Reprogramming Human Skin Cells Into Aged Neurons to Study Neurodegenerative Disorders – Neuroscience News

Summary: Converting skin cell samples into neurons helps researchers gain a better understanding of the mechanisms of Huntington’s disease.

Source: Lund University

Researchers at Lund University in Sweden have developed a new method for studying age-related brain disorders.

The researchers have focused on the neurodegenerative disorder Huntington’s disease and the results have now been published in the journal Brain.

Basic medical research often faces the challenge of developing disease models that correspond to specific disease mechanisms or the disease to be studied. This is a challenge that needs to be solved in order to produce new effective treatments.

One example of a disease that is difficult to model for an understanding of the underlying mechanisms is Huntington’s disease. In part, this is due to the difficulty in recreating adequate animal or cellular models.

By reprogramming skin cells into neurons, Johan Jakobsson and his research group have been able to study Huntington’s disease in an innovative way that he believes could be significant for successful studies of several age-related brain disorders.

“We took skin biopsies from patients living with Huntington’s disease and reprogrammed the skin biopsies into neurons. We then compared these neurons with reprogrammed neurons from healthy people. The results are very interesting. We have found several defects that explain some of the disease mechanisms in neurons from patients with Huntington’s disease.

This shows a brainBy reprogramming skin cells into neurons, Johan Jakobsson and his research group have been able to study Huntington’s disease in an innovative way that he believes could be significant for successful studies of several age-related brain disorders. Image is in the public domain

“Among other things, we observed that neurons from patients with Huntington’s disease show problems in breaking down and recycling a particular kind of protein—which can lead to a lack of energy in these cells,” says Johan Jakobsson, professor of neuroscience at Lund University.

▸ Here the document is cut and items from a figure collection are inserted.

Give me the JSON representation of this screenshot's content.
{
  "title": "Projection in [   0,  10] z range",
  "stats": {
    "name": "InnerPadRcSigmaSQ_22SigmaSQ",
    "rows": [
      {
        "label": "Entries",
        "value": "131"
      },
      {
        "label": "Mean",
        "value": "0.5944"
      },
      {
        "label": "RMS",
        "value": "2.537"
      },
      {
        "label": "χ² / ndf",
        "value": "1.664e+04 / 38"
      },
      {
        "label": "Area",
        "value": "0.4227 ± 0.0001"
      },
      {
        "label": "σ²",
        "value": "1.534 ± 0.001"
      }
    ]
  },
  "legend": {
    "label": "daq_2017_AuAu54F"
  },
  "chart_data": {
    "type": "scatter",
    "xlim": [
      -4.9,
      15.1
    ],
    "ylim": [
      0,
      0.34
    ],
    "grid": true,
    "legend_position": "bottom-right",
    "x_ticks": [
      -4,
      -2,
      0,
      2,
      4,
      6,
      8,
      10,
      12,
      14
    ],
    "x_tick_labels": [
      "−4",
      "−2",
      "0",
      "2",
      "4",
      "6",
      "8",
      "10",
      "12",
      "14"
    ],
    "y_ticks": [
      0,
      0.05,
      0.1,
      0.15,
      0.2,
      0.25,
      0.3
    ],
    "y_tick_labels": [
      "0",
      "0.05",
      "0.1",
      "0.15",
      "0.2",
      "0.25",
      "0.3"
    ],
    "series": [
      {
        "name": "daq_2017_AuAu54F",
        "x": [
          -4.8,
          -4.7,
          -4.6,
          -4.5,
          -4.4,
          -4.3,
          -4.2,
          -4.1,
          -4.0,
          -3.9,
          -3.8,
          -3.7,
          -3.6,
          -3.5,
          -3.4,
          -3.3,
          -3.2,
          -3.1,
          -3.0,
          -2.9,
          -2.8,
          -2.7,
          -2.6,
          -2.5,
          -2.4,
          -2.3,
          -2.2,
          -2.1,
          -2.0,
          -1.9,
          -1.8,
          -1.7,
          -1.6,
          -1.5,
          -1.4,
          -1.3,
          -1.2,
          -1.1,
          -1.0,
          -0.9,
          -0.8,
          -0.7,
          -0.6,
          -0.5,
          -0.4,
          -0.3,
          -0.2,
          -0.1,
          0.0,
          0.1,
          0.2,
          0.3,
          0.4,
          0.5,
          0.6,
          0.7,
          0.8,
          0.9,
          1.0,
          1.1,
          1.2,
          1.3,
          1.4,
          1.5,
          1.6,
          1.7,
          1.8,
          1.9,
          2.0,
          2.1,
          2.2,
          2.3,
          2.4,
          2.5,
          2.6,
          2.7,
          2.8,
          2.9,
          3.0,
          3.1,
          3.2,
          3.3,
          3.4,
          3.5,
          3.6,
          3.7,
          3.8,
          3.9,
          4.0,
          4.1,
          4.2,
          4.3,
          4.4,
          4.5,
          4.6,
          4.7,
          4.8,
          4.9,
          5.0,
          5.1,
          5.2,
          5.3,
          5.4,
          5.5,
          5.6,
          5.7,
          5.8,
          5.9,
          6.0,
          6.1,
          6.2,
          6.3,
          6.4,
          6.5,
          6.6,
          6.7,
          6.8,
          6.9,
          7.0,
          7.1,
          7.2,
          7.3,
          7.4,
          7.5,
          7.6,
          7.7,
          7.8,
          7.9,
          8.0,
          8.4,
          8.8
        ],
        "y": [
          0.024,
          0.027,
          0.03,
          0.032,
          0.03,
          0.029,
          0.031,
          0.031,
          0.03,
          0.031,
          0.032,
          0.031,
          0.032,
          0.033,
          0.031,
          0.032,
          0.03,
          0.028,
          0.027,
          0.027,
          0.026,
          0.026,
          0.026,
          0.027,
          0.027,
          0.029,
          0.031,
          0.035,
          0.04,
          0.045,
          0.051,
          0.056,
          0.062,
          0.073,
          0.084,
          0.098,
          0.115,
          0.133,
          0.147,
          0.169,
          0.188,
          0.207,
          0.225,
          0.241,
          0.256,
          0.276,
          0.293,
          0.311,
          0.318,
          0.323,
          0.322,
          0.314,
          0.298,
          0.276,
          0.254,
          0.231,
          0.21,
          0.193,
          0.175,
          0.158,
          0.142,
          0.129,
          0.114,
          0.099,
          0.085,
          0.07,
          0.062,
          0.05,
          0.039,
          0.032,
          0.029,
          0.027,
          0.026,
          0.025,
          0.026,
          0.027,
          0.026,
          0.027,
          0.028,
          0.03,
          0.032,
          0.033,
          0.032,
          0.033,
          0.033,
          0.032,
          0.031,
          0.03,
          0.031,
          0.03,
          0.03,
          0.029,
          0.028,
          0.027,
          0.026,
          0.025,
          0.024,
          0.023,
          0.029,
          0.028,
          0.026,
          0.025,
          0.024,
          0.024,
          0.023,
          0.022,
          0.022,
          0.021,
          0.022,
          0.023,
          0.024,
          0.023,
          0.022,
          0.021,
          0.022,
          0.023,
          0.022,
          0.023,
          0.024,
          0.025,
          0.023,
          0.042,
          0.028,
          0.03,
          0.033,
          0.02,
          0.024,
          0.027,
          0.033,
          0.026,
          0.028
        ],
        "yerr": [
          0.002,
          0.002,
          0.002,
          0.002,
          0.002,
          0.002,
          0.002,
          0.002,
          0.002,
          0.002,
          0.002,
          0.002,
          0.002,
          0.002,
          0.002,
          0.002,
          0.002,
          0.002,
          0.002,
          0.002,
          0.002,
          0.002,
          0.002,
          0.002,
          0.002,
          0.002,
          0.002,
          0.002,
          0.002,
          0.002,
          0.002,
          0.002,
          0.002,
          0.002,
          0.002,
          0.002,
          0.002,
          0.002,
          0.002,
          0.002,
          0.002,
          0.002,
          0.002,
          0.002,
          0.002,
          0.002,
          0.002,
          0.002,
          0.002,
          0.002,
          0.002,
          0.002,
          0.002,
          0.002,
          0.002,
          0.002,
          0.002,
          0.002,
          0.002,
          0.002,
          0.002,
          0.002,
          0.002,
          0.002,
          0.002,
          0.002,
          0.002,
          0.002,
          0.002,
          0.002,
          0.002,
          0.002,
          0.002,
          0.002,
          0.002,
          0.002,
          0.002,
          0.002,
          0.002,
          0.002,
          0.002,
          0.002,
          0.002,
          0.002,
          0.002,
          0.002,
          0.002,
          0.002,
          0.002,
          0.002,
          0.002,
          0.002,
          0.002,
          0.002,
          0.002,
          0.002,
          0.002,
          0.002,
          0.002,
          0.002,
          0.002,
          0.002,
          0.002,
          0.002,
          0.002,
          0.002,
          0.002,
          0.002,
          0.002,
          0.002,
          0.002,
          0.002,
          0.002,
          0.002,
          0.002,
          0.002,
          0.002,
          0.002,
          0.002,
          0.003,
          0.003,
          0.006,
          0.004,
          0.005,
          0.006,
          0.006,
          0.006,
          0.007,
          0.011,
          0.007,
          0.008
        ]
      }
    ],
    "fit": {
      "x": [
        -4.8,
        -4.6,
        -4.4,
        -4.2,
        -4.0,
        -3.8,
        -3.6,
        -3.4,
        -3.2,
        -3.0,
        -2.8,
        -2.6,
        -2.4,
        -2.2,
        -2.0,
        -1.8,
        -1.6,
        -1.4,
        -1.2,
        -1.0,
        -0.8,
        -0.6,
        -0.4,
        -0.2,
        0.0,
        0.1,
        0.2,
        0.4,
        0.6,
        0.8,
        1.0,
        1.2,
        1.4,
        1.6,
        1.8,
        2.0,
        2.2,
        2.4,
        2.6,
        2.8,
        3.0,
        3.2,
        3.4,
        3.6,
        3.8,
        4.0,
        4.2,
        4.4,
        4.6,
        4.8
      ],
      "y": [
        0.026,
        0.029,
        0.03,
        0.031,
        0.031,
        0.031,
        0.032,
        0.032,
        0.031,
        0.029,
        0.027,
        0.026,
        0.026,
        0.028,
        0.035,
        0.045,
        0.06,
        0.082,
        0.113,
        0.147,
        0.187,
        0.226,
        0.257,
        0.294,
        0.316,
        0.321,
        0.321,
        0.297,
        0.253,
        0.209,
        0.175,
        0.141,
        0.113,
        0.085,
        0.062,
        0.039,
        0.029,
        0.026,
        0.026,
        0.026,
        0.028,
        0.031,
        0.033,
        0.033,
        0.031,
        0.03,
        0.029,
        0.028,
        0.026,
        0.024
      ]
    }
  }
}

The researchers have also measured the biological age of the cells and observed that the reprogrammed neurons retain their biological age, which is significant if they are to be used for research in the new model system.

“One very important component in our new model system is the age of the neurons. It is possible to measure a cell’s ‘biological age,’ which we have done, and these cells retain their true biological age. In other words, the reprogrammed neurons are old, making the model system relevant in the study of other age-related neurodegenerative disorders such as Parkinson’s and Alzheimer’s,” says Johan Jakobsson.

Huntington’s disease is fatal, and scientists are yet to find any treatment or cure.

“We believe our model will provide answers and clues that are significantly more relevant for the disease than the clues obtained from animal studies, and that in the long term it will lead to breakthroughs for some form of treatment,” says Johan Jakobsson.


Distinct subcellular autophagy impairments in induced neurons from patients with Huntington’s disease 

Huntington’s disease is a neurodegenerative disorder caused by CAG expansions in the huntingtin (HTT) gene. Modelling Huntington’s disease is challenging, as rodent and cellular models poorly recapitulate the disease as seen in aging humans. To address this, we generated induced neurons through direct reprogramming of human skin fibroblasts, which retain age-dependent epigenetic characteristics.

Huntington’s disease induced neurons (HD-iNs) displayed profound deficits in autophagy, characterized by reduced transport of late autophagic structures from the neurites to the soma. These neurite-specific alterations in autophagy resulted in shorter, thinner and fewer neurites specifically in HD-iNs. CRISPRi-mediated silencing of HTT did not rescue this phenotype but rather resulted in additional autophagy alterations in control induced neurons, highlighting the importance of wild-type HTT in normal neuronal autophagy.

In summary, our work identifies a distinct subcellular autophagy impairment in adult patient derived Huntington’s disease neurons and provides a new rationale for future development of autophagy activation therapies.